Abidjan, 20 avr 2026 (AIP) – Le système de récépissés d’entreposage (SRE) constitue une « réforme majeure et structurante » pour le secteur agricole ivoirien, a déclaré le colonel-major Sangaré Souleymane, conseiller technique représentant le ministre de l’Économie, des Finances et du Budget.
Le représentant du ministre s’exprimait, jeudi 16 avril 2026 à Abidjan, lors de la 4e édition de la tribune d’échanges « Zoom Sur », organisée par le Comité de concertation État–secteur privé (CCESP) en collaboration avec l’Autorité de régulation du système de récépissés d’entreposage (ARRE), à l’hôtel Noom, à Abidjan Plateau.
Ce mécanisme ouvre la voie à une agriculture mieux financée, plus résiliente et plus compétitive. « Ensemble, faisons du SRE un instrument puissant au service de la transformation de notre agriculture et de la prospérité de nos producteurs », a-t-il exhorté, réaffirmant l’engagement du ministère à accompagner cette dynamique.
Une délégation sénégalaise conduite par Issa Wade, directeur général de l’Organe de régulation du système de récépissés d’entrepôt (ORSRE), a également pris part à la rencontre.
Représentant le ministre de l’Agriculture, du Développement Rural et des Productions Vivrières, Pr Datté Jacques, a souligné que le SRE constitue une avancée majeure, notamment en tant que socle opérationnel de la Bourse des matières premières agricoles de Côte d’Ivoire (BMPA).
« Il permet aux producteurs de stocker leurs récoltes dans des conditions sécurisées, d’obtenir un récépissé juridiquement reconnu et de l’utiliser comme garantie auprès des institutions financières », a expliqué Pr Datté, directeur général de la Promotion des Agro-industries.
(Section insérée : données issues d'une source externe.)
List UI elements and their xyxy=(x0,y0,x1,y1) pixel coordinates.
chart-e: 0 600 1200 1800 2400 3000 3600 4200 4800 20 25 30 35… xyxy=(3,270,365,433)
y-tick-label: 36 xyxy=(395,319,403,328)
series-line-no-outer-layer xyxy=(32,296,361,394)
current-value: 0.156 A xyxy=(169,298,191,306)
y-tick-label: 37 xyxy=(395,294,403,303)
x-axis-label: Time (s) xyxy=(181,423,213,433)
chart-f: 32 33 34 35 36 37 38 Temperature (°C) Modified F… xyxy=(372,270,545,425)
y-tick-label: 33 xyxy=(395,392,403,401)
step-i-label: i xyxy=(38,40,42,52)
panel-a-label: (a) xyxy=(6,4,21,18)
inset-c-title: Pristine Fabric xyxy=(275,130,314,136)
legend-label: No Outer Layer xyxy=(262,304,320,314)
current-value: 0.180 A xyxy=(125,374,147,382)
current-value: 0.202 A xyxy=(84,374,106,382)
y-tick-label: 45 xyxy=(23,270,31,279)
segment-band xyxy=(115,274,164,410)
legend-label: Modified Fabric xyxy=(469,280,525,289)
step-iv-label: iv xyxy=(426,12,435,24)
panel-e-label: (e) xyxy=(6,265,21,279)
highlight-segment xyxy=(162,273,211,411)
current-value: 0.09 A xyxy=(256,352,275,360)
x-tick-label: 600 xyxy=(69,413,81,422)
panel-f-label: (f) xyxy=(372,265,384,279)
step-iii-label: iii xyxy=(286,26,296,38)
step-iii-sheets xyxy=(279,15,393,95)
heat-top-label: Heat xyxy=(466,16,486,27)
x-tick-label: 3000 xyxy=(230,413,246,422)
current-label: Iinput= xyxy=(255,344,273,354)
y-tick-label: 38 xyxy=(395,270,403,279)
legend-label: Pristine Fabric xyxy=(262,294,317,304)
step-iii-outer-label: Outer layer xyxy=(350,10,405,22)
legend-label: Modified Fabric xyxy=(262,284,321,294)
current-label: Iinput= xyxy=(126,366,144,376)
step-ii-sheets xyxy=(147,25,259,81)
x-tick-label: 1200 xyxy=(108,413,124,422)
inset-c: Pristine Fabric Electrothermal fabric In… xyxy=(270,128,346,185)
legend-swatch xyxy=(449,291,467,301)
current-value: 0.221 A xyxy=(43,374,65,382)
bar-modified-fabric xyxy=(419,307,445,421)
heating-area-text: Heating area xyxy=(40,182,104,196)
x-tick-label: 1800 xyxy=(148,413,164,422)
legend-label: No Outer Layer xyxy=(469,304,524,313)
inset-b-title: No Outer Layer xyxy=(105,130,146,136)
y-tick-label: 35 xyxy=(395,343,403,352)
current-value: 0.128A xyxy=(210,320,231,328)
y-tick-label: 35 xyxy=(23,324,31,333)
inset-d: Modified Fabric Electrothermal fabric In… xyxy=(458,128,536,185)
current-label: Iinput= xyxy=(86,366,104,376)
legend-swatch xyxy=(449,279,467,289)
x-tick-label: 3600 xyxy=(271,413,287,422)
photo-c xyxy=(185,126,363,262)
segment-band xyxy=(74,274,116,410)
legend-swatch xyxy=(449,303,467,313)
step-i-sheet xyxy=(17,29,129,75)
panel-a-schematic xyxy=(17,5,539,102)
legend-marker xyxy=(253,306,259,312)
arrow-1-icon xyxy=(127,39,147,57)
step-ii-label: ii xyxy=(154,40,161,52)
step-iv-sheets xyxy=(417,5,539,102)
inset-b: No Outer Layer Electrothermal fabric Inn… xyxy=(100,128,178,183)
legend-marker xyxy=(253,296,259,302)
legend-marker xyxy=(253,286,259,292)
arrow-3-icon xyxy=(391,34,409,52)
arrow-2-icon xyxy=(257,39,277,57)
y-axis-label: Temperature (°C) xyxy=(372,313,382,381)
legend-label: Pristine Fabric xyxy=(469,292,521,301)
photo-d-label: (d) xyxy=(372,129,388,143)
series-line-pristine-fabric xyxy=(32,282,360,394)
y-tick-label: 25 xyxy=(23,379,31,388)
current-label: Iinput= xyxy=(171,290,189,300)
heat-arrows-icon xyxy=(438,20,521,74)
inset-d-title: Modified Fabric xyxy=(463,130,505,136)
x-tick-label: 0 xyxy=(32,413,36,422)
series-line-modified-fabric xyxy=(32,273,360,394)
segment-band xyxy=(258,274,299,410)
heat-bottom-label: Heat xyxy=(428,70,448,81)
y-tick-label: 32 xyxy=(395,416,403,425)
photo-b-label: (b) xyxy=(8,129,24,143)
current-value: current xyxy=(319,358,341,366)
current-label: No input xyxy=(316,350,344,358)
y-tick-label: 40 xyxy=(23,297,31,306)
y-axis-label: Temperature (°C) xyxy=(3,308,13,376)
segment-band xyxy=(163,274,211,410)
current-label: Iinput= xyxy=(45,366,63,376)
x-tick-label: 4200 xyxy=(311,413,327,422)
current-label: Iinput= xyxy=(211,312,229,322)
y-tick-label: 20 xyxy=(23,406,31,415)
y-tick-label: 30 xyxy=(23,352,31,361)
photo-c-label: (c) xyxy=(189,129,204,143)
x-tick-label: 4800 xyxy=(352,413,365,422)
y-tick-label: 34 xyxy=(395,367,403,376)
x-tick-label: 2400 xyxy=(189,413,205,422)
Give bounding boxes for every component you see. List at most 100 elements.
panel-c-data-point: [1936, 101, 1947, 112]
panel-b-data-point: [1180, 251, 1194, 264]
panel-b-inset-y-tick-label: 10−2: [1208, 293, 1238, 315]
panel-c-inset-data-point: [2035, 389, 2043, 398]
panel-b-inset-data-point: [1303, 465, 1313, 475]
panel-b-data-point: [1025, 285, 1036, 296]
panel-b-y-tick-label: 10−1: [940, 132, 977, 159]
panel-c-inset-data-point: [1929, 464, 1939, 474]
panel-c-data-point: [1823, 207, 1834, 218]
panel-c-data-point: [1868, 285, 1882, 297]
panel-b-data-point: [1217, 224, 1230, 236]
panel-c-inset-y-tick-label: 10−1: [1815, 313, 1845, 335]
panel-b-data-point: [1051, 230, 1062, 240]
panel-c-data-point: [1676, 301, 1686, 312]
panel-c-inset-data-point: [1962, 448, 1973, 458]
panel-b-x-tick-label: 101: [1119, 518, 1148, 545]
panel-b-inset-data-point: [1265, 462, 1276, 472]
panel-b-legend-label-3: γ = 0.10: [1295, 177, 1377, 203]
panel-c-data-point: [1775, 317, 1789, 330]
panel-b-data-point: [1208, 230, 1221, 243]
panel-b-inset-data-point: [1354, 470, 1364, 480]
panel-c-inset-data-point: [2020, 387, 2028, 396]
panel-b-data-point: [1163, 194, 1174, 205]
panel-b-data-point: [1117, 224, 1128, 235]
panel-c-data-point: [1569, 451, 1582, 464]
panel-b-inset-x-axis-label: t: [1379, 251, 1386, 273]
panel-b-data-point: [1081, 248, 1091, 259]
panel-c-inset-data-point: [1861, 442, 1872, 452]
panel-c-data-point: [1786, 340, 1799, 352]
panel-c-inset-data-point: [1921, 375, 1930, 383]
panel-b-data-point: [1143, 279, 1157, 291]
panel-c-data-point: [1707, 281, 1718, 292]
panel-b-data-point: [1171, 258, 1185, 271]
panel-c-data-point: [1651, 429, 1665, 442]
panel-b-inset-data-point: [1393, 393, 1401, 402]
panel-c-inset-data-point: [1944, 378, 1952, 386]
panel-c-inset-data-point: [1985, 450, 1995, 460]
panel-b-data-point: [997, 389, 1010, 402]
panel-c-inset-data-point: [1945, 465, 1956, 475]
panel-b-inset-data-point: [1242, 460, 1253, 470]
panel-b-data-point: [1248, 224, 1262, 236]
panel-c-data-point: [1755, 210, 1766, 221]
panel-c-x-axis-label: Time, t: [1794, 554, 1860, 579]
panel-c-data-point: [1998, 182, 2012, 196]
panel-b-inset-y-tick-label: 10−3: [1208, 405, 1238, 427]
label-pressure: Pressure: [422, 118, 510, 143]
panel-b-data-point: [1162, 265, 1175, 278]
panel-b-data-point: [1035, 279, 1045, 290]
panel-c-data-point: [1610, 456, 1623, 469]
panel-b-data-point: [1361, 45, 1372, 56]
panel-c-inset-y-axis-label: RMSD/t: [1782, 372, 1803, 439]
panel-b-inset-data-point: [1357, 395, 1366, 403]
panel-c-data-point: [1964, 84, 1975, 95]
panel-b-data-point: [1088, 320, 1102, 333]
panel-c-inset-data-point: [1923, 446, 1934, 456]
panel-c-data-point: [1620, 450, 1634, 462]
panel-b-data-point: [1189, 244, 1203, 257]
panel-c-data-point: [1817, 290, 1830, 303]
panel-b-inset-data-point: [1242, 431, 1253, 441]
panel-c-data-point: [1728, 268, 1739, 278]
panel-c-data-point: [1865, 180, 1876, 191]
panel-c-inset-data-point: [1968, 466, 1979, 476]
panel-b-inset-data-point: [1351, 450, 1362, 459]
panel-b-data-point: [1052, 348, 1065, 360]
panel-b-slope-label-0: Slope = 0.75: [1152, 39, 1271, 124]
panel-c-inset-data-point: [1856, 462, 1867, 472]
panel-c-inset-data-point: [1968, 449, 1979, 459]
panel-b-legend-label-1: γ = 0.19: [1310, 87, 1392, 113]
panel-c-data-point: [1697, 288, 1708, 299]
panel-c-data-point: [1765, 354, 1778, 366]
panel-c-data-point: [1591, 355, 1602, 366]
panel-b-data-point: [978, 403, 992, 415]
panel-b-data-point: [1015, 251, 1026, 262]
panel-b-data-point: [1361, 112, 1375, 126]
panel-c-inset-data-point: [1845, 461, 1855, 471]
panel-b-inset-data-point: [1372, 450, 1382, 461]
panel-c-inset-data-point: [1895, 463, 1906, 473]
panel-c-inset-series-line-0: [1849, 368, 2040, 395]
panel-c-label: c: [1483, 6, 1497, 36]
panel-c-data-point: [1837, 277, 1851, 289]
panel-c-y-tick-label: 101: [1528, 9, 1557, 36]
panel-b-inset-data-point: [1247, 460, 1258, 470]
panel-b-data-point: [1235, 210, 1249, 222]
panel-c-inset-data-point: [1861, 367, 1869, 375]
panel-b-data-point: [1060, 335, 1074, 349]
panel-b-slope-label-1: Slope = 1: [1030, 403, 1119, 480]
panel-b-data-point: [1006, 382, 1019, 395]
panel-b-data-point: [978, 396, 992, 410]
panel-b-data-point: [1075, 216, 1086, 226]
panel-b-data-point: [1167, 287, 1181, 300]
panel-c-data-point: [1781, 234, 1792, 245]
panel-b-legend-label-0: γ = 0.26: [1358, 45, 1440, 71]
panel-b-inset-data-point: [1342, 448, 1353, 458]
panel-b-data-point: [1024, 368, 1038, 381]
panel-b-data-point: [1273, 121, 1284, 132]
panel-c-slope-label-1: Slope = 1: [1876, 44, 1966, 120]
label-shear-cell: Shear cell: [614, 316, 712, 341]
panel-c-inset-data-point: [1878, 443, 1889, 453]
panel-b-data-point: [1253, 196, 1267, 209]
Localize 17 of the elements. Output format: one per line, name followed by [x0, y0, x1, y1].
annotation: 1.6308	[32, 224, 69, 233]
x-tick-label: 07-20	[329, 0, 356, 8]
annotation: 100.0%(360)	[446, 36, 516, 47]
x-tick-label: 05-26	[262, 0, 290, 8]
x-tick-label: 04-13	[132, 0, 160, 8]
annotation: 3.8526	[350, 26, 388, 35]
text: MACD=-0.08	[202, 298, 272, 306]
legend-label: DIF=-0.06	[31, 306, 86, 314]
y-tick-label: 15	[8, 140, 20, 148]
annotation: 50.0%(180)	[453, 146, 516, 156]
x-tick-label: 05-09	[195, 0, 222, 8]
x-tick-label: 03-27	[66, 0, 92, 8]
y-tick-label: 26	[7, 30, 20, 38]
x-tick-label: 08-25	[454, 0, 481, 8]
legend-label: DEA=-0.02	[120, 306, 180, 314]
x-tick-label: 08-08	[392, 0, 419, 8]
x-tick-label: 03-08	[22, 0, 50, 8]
Le conseiller technique représentant le ministre du Commerce, de l’Industrie et de l’Artisanat, Manlan Michel, a insisté sur le rôle du SRE dans la facilitation de l’accès aux crédits à court terme pour les acteurs agricoles et agro-industriels.
Il a indiqué que la réglementation du SRE a été adoptée « suite à un processus participatif et inclusif » associant l’administration publique, l’Association professionnelle des banques et établissements financiers (APBEF), l’Association des Assureurs de Côte d’Ivoire (ASACI), ainsi que les sociétés d’entreposage, de contrôle qualité et d’inspection des entrepôts.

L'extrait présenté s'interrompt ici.